One problem with this is that surveys on Corporate America’s utilization of AI are all over the map; I’ve seen some in the low double digits and others in the neighborhood of 60% or more.
AI capex is both offensive — a bid to create new revenue streams and enable products that don’t exist — but also defensive, made by tech behemoths trying to ensure their existing dominant positions don’t get swept away by the tide of this new technology.
In many cases, Fortune 500 companies that want to implement — or, at least, dip their toe in the AI waters — don’t have a preestablished strategy or plan of action to do so. They need outside help for that.
Some good proxies for Corporate America’s willingness to spend on AI, therefore, can be found through consulting giant Accenture’s new bookings as well as IBM’s generative-AI book of business.

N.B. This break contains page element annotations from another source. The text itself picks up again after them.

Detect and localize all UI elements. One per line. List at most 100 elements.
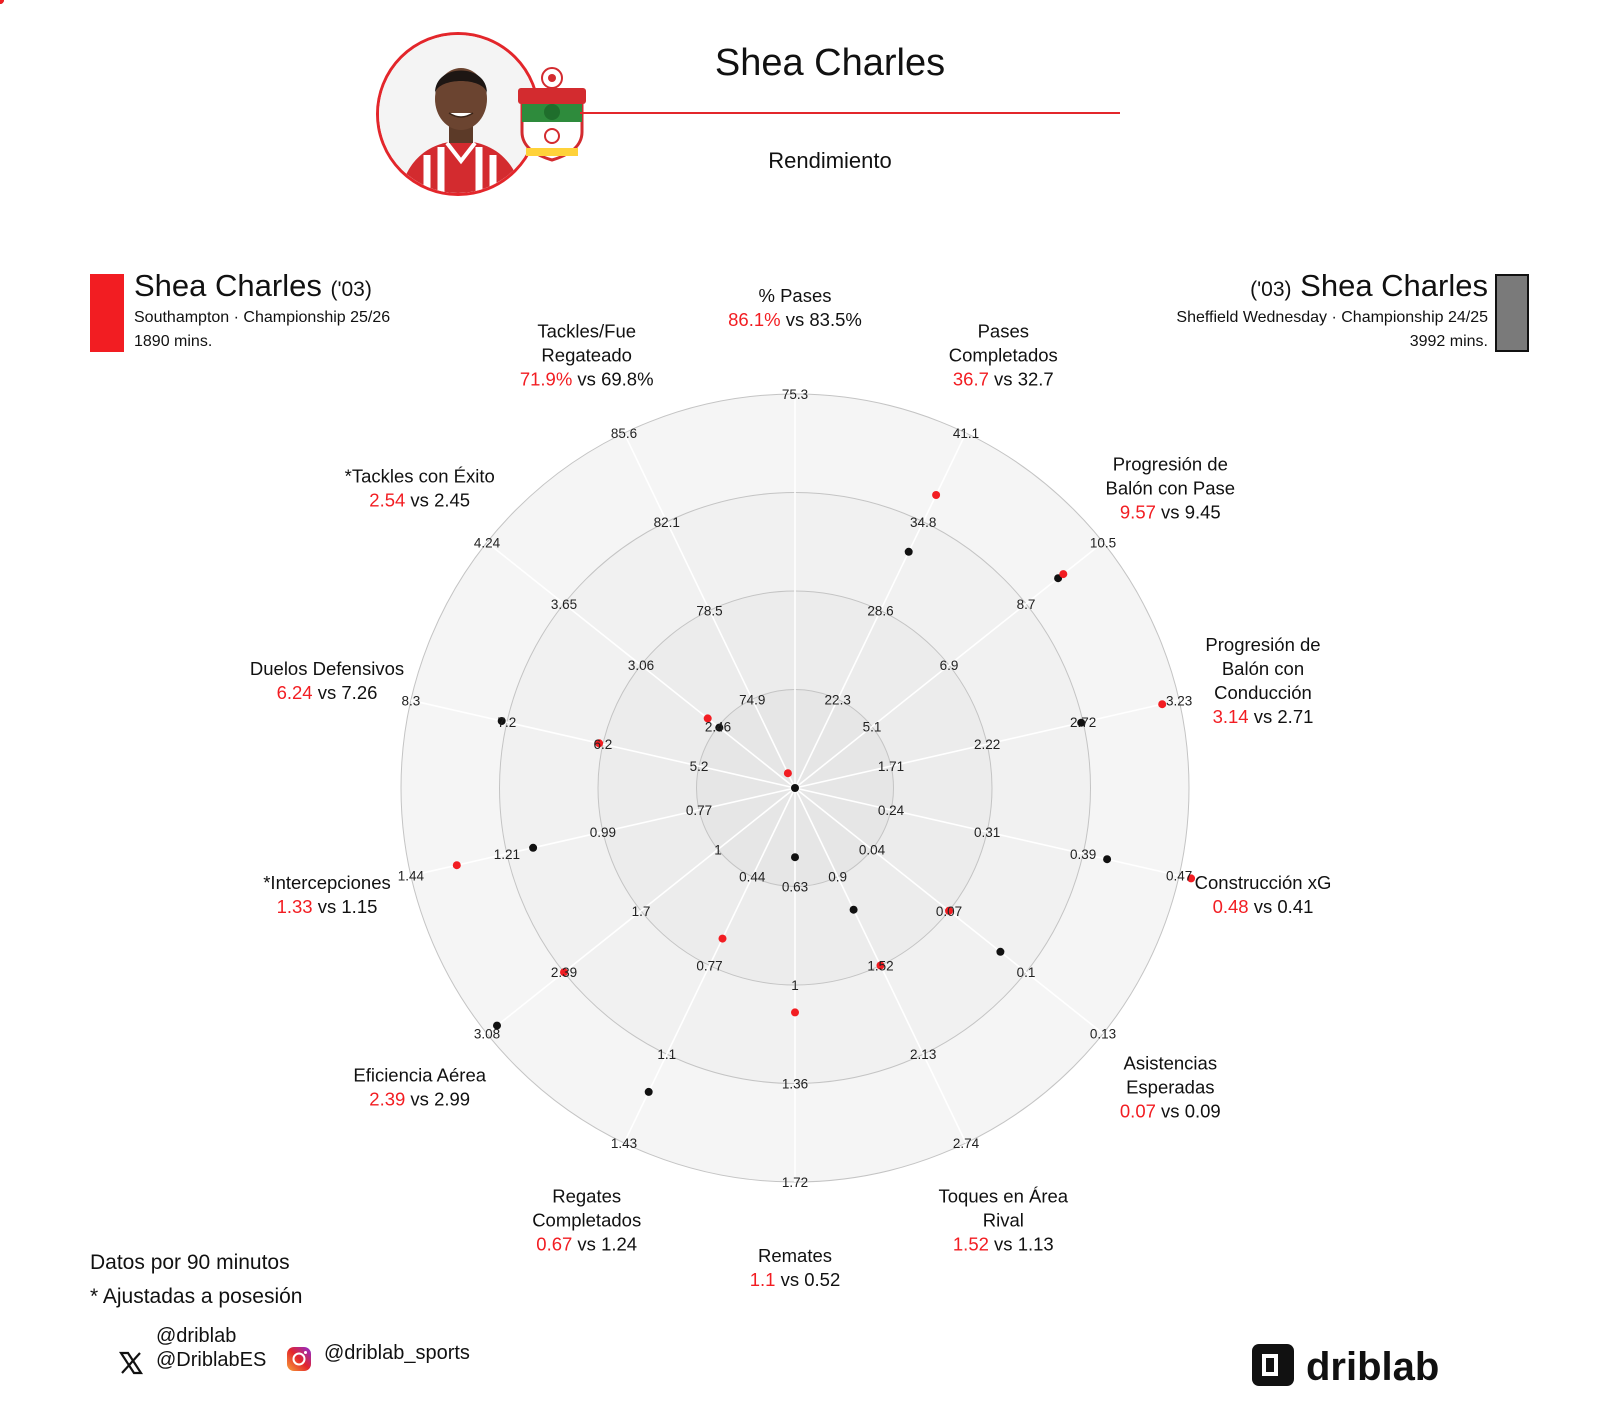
tick-label: 1 [791,978,799,993]
value-a: 1.33 [277,896,313,917]
legend-left-year: ('03) [330,278,372,301]
legend-left: Shea Charles ('03) Southampton · Champio… [134,270,390,354]
series-a-point [945,906,953,915]
value-b: 1.15 [341,896,377,917]
tick-label: 1.36 [782,1077,808,1092]
series-b-point [529,843,538,852]
axis-label: Asistencias Esperadas 0.07 vs 0.09 [1120,1052,1221,1121]
tick-label: 0.1 [1017,965,1036,980]
series-a-point [703,714,712,723]
note-per90: Datos por 90 minutos [90,1251,290,1274]
legend-right-team: Sheffield Wednesday · Championship 24/25 [1176,309,1488,326]
series-b-point [1077,718,1086,727]
tick-label: 34.8 [910,515,936,530]
tick-label: 4.24 [474,535,501,550]
legend-right-year: ('03) [1250,278,1292,301]
series-b-point [497,717,506,725]
tick-label: 6.9 [940,658,959,673]
instagram-icon [287,1347,311,1371]
legend-swatch-grey [1495,274,1529,352]
radar-spoke [623,787,796,1144]
series-a-point [1059,570,1068,579]
axis-label: Remates 1.1 vs 0.52 [750,1245,841,1290]
series-a-point [1158,700,1167,709]
value-a: 0.67 [536,1234,572,1255]
series-a-point [595,739,604,748]
series-a-point [932,491,941,499]
tick-label: 3.65 [551,597,577,612]
tick-label: 2.22 [974,737,1000,752]
tick-label: 1.21 [494,847,520,862]
tick-label: 75.3 [782,387,808,402]
legend-left-minutes: 1890 mins. [134,333,213,350]
tick-label: 3.23 [1166,693,1192,708]
value-a: 71.9% [520,369,572,390]
tick-label: 2.74 [953,1136,980,1151]
tick-label: 8.7 [1017,597,1036,612]
tick-label: 0.77 [696,959,722,974]
page-title: Shea Charles [714,42,946,84]
tick-label: 10.5 [1090,535,1116,550]
value-b: 0.41 [1277,896,1313,917]
radar-spoke [794,699,1180,789]
axis-label: Toques en Área Rival 1.52 vs 1.13 [939,1186,1069,1255]
tick-label: 0.9 [828,870,847,885]
tick-label: 0.99 [590,825,616,840]
axis-label: % Pases 86.1% vs 83.5% [728,285,862,330]
tick-label: 1 [714,842,722,857]
x-handle[interactable]: @driblab [156,1325,237,1347]
tick-label: 7.2 [498,715,517,730]
series-a-point [718,934,727,943]
axis-label: Progresión de Balón con Conducción 3.14 vs … [1205,634,1320,727]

Accenture is in the business of helping companies “reinvent” themselves, a process that the consulting giant itself has had to undergo in light of how the industry has been rattled by the emergence of AI. And to do that, it’s turned to… AI, overhauling its work force, striking partnerships with OpenAI, Anthropic, Snowflake, and Palantir, and also buying a majority stake in DLB Associates, an AI data center engineering and consulting firm.
“We are expanding in these partnerships because of what we see in client demand,” CEO Julie Sweet said during Accenture’s December 18 earnings call. “We really try to be number one with all of the partners so that we can help our clients integrate and use these new technologies with their existing ecosystem, which is absolutely critical to them.”
Annoyingly, Accenture has decided that it won’t be breaking out AI-specific financial performance going forward, but that’s also a signal of how much management thinks this is integral to its overall growth.
And for IBM, AI-related consulting feeds through to other parts of its business, as its AI book of business also includes associated software revenues.
“Definitely the AI piece is a strong contributor to the software growth and I believe it’s a big piece of why consulting is beginning to return to growth, because we called the play to move toward AI almost two years ago,” IBM CEO Arvind Krishna said on the company’s most recent earnings call.